SEE: Recruitment Kit: Database Engineer (TechRepublic Premium)
Security and fault tolerance
When installed as a standalone product, Apache Spark has fewer out-of-the-box security and fault tolerance features than Apache Hadoop. However, Apache Spark has access to many of the same security utilities as Apache Hadoop, such as Kerberos authentication – they just need to be installed and configured.
Apache Hadoop has a broader native security model and is largely fault tolerant by design. Like Apache Spark, its security can be further enhanced through other Apache utilities.
Apache Spark supports Scala, Java, SQL, Python, R, C#, and F#. It was originally developed in Scala. Apache Spark supports almost all popular languages used by data scientists.
Apache Hadoop is written in Java, with parts written in C. Apache Hadoop utilities support other languages, making it suitable for data scientists of all skill sets.
Choosing between Apache Spark and Hadoop
If you’re a data scientist working primarily in machine learning algorithms and large-scale data processing, choose Apache Spark.
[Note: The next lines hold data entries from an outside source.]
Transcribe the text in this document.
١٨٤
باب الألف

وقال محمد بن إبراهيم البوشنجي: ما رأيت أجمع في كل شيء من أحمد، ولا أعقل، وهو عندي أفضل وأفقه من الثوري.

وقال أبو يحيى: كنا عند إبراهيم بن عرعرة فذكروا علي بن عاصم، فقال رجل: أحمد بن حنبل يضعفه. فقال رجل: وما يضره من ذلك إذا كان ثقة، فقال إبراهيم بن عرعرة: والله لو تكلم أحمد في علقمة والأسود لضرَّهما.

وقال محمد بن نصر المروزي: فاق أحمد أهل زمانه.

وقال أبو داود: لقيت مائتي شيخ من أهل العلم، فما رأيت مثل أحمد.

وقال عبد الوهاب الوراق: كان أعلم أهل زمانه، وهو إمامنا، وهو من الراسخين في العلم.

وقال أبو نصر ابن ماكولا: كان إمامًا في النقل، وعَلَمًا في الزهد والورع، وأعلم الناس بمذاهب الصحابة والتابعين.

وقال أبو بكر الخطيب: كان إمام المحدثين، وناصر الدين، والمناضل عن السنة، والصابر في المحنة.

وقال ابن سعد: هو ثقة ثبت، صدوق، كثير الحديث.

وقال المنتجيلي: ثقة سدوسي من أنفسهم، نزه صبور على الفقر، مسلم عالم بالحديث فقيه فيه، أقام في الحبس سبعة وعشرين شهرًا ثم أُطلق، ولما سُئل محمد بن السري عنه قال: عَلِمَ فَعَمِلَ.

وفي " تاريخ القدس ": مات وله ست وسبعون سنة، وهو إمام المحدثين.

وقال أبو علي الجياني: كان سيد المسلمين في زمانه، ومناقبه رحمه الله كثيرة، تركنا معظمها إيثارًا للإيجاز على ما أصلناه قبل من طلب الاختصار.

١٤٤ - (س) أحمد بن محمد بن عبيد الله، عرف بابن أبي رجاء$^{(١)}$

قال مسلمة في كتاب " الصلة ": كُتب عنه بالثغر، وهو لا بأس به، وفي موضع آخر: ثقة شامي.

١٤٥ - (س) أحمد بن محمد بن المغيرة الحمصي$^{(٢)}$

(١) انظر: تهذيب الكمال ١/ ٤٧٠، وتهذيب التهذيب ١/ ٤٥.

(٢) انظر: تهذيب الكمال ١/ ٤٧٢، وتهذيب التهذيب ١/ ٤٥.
- Works as a standalone utility without Apache Hadoop.
- Provides distributed task dispatching, I/O functions, and scheduling.
- Supports multiple languages including Java, Python, and Scala.
- Provides implicit data parallelism and fault tolerance.
If you are a data scientist who needs a wide range of data science utilities for storing and processing big data, choose Apache Hadoop.
- Offers an extended framework for storing and processing big data.
- Provides an amazing range of packages including Apache Spark.
- Relies on a distributed, scalable and portable file system.
- Leverages additional applications for data warehousing, machine learning, and parallel processing.